Many speakers made the point that the recent “elections” run by the junta to give it some legitimacy barred all left parties from standing; the communists have been outlawed, their headquarters seized and burned and one leading member murdered. Other left and moderate parties have come under similar attack.
Nevertheless in those elections the Nazi Svoboda party won only two per cent of the vote. This seemed to appease western commentators that the new regime had now distanced itself from the Nazis. But Nazis do not operate according to democratic principles. They are still there in force and occupy around a third of government seats and they are not shifting.
“The fascist threat is not overstated,” said Brenner. “The fascists are there to enforce the will of the IMF as it imposes its savage austerity programme, through violence and terror on the streets.”
Lindsey German began saying: “We are not supporting Putin; we are supporting real self-determination for the people of the Ukraine. We have to look at what is really happening here.
“Firstly there is Nato trying to get bases in Ukraine and secondly there is the rise of open fascism there.”
She spoke about the double standards that the Kiev junta and the western media are applying. They supported the Maidan Square demonstrators as heroic freedom fighters, even though some of them were using sniper rifles and Molotov Cocktails.
Yet when the anti-fascist resistance in the south and east do the same things against the junta – occupying city centres and public buildings but peacefully – they are denounced as terrorists and Russian invaders and are bombed and burned.
Boris Kagarlitsky, via Skype, spoke of the economic imbalances between west and east Ukraine and the parasitical oligarchs who exploit this and who want to be part of the European Union.
“It is not yet a class rebellion,” he said, “but it is a rebellion of the exploited against the exploiters. It is not just about ideology but against economic liberalism and privatisation.”
Andrew Murray spoke of “Basil Fawlty” section of the left in Britain that does not want to talk about the war and the rise of fascism in Ukraine. “That’s not a left position,” he said, “That’s an ostrich position.”
He said that our enemy is here at home in the form of Nato and our government’s support for the Kiev junta.
Sergei Kirichuk from Borotba spoke, also via Skype, of the background to the coup in Kiev earlier this year. Ukrainian communists had proposed a referendum on joining the EU but that was dismissed.
The right-wing Maidan Square protesters demanded entry into the EU. They told people that anyone can become rich in the EU if only they are intelligent and work hard.
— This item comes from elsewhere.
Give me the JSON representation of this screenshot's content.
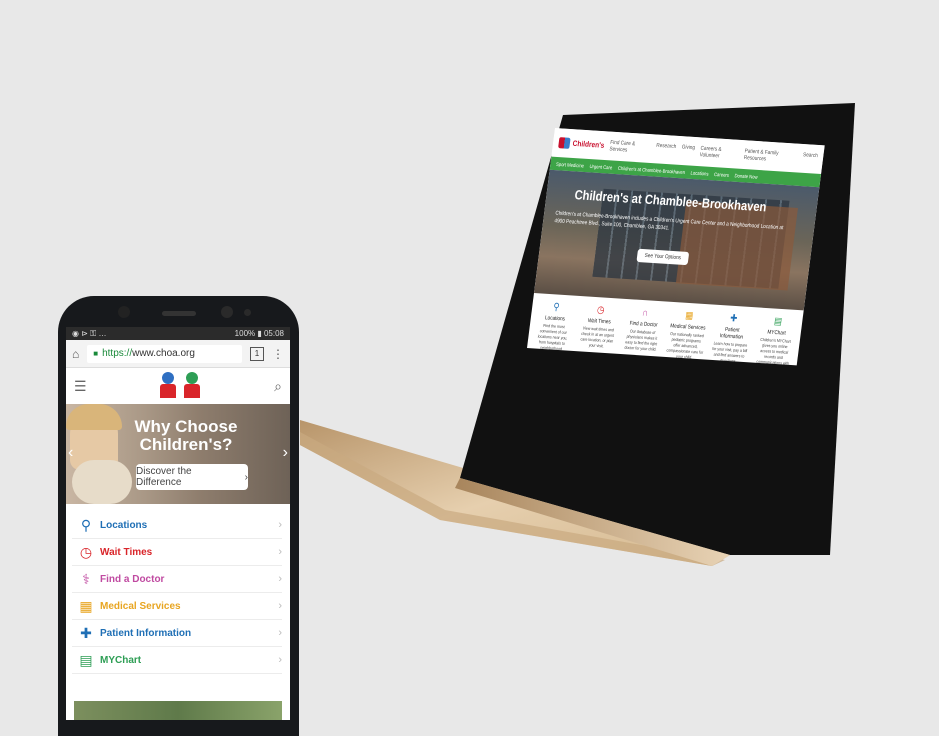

The Greeks, they said, had got in a mess because they were “lazy and stupid”.
During the brief question-and-answer session at the end Eddie Dempsey from the RMT Paddington Number One branch who, on behalf of his branch, called for a broad based, democratic campaign, rooted in the labour movement that his branch could affiliate to, and move an emergency resolution to RMT national conference.
This would seek national affiliation in support of the anti-fascist movement in Ukraine and opposed to the EU/US/British backed fascist Kiev junta. It would focus on the neutralisation of British involvement in Nato military operations in Ukraine, British political and financial support of the Kiev junta and seek to publicise accurate information on the situation to counter the western media whitewash of events and the rise of fascism in Ukraine.
At the end of the meeting, the aims of the campaign were approved with an overwhelming vote:
           We are against the UK and western governments’ backing for the     far-right regime in Kiev.
           We oppose the planned Nato exercises in Ukraine.
           We demand that the killers of 42 people at the House of Trade Unions     in Odessa on 2nd May be brought to justice.
           We are against attacks on democratic rights and the repression of     left-wing organisations.
           We support the anti-fascist resistance in Ukraine.